Joseph Aguon believes in preparing for the worst. So even though he makes most of his calls using a cellphone, he maintains a landline at his home in the Fairfax neighborhood — just in case an earthquake or storm knocked out wireless service.


But Aguon, 61, is finally ready to cut the cord, not because he's less mindful of potential disasters, but because AT&T keeps jacking up his rates.


I've heard from dozens of AT&T customers in recent weeks about big jumps in their bills for basic landlines and measured phone service, which provides customers with a fixed number of local calls each month.






Welcome to the exciting world of deregulation, where state officials allow phone companies to do as they please in hopes of encouraging a more competitive marketplace.


In Aguon's case, he paid about $20 for his landline in 2011. Last year, the cost rose 15% to $23. Now he's learned his monthly bill has climbed an additional 26% to $29.


That's a 45% rate hike in just two years. And did Aguon's service improve appreciably during that time?


"Not at all," he told me. "It's a landline. You call people. People call you. It's a landline."


Like Aguon, Peter Nardi, 65, maintains a landline at his Los Feliz home just to be on the safe side. His measured service plan cost $12 a month in 2011. It now runs $18.


"That's a 50% increase," Nardi said. "So I called AT&T to complain."


What did the company say?


"They apologized but said there was nothing they could do."


In fact, AT&T can do whatever it wants.


Since 2011, the California Public Utilities Commission has allowed phone companies to raise — or lower — basic phone rates whenever they choose, rather than seek approval from regulators. Since then, costs have steadily gone up.
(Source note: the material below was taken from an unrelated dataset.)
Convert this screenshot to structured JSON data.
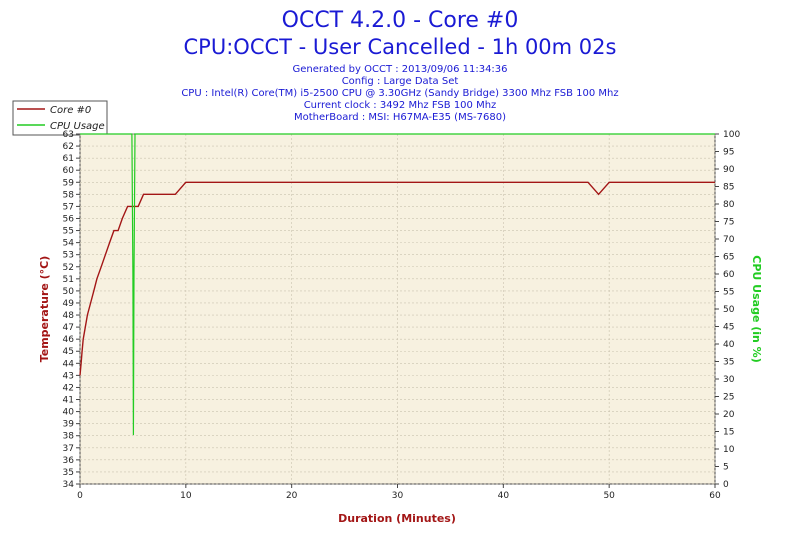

Jarryd Gonzales, a Verizon spokesman, said the company raised its monthly rate $1.90 for basic phone service to $20.91 in 2010. He said the rate will climb again, to $22, next month.


"They're doing it because they can do it," said Bill Nusbaum, managing attorney for the Utility Reform Network, a San Francisco advocacy group. "The PUC has turned its back on the market."
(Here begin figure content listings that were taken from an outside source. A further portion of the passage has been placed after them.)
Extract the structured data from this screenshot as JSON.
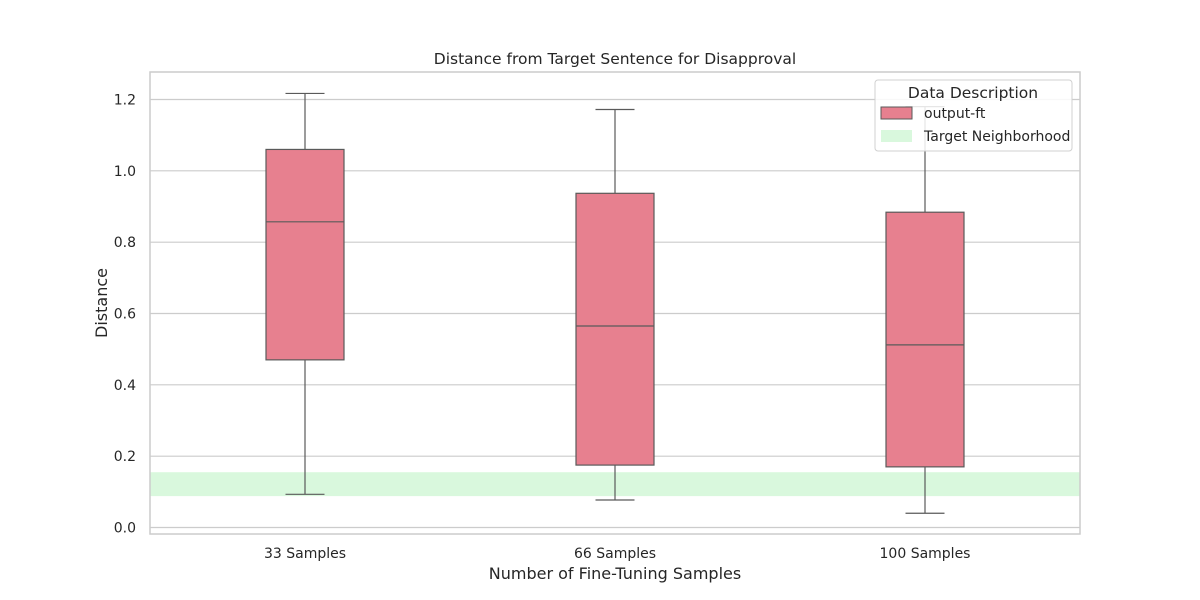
{
  "chart_data": {
    "type": "box",
    "title": "Distance from Target Sentence for Disapproval",
    "xlabel": "Number of Fine-Tuning Samples",
    "ylabel": "Distance",
    "categories": [
      "33 Samples",
      "66 Samples",
      "100 Samples"
    ],
    "ylim": [
      -0.02,
      1.28
    ],
    "yticks": [
      0.0,
      0.2,
      0.4,
      0.6,
      0.8,
      1.0,
      1.2
    ],
    "ytick_labels": [
      "0.0",
      "0.2",
      "0.4",
      "0.6",
      "0.8",
      "1.0",
      "1.2"
    ],
    "grid": true,
    "series": [
      {
        "name": "output-ft",
        "color": "#e7808f",
        "boxes": [
          {
            "category": "33 Samples",
            "whisker_low": 0.093,
            "q1": 0.47,
            "median": 0.857,
            "q3": 1.06,
            "whisker_high": 1.217
          },
          {
            "category": "66 Samples",
            "whisker_low": 0.077,
            "q1": 0.175,
            "median": 0.565,
            "q3": 0.937,
            "whisker_high": 1.172
          },
          {
            "category": "100 Samples",
            "whisker_low": 0.04,
            "q1": 0.17,
            "median": 0.512,
            "q3": 0.884,
            "whisker_high": 1.18
          }
        ]
      }
    ],
    "target_band": {
      "name": "Target Neighborhood",
      "low": 0.088,
      "high": 0.155,
      "color": "#d9f8dd"
    },
    "legend": {
      "title": "Data Description",
      "position": "top-right",
      "entries": [
        "output-ft",
        "Target Neighborhood"
      ]
    }
  }
}
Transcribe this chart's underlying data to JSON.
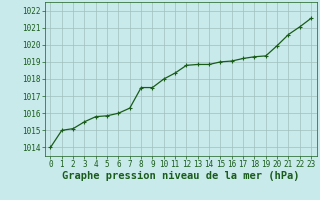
{
  "x": [
    0,
    1,
    2,
    3,
    4,
    5,
    6,
    7,
    8,
    9,
    10,
    11,
    12,
    13,
    14,
    15,
    16,
    17,
    18,
    19,
    20,
    21,
    22,
    23
  ],
  "y": [
    1014.0,
    1015.0,
    1015.1,
    1015.5,
    1015.8,
    1015.85,
    1016.0,
    1016.3,
    1017.5,
    1017.5,
    1018.0,
    1018.35,
    1018.8,
    1018.85,
    1018.85,
    1019.0,
    1019.05,
    1019.2,
    1019.3,
    1019.35,
    1019.95,
    1020.6,
    1021.05,
    1021.55
  ],
  "ylim": [
    1013.5,
    1022.5
  ],
  "xlim": [
    -0.5,
    23.5
  ],
  "yticks": [
    1014,
    1015,
    1016,
    1017,
    1018,
    1019,
    1020,
    1021,
    1022
  ],
  "xticks": [
    0,
    1,
    2,
    3,
    4,
    5,
    6,
    7,
    8,
    9,
    10,
    11,
    12,
    13,
    14,
    15,
    16,
    17,
    18,
    19,
    20,
    21,
    22,
    23
  ],
  "line_color": "#1a5c1a",
  "marker": "P",
  "marker_size": 2.8,
  "line_width": 0.9,
  "bg_color": "#c8eaea",
  "grid_color": "#a0c0c0",
  "xlabel": "Graphe pression niveau de la mer (hPa)",
  "xlabel_color": "#1a5c1a",
  "tick_color": "#1a5c1a",
  "tick_label_fontsize": 5.5,
  "xlabel_fontsize": 7.5,
  "xlabel_bold": true
}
That's not how AT&T would characterize things. Lane Kasselman, a company spokesman, defended the latest price hikes by saying they "reflect changes in the marketplace."


He said there's more competition for new wireless services such as phones you can plug into any outlet and access your home number. "Prices are going down for the products that people are moving to," Kasselman said.


Perhaps. But that doesn't justify higher prices for the products that people have had for decades. A 50% rate hike in just two years?


"That's not the right way to look at it," Kasselman replied. "You have to look at it from 1994. Our rates were frozen for 14 years."


Um, no. AT&T's and Verizon's rates were regulated for 14 years, meaning that state officials had to approve any price increases. If phone companies could make a reasonable case for why they needed to increase prices, they could do it.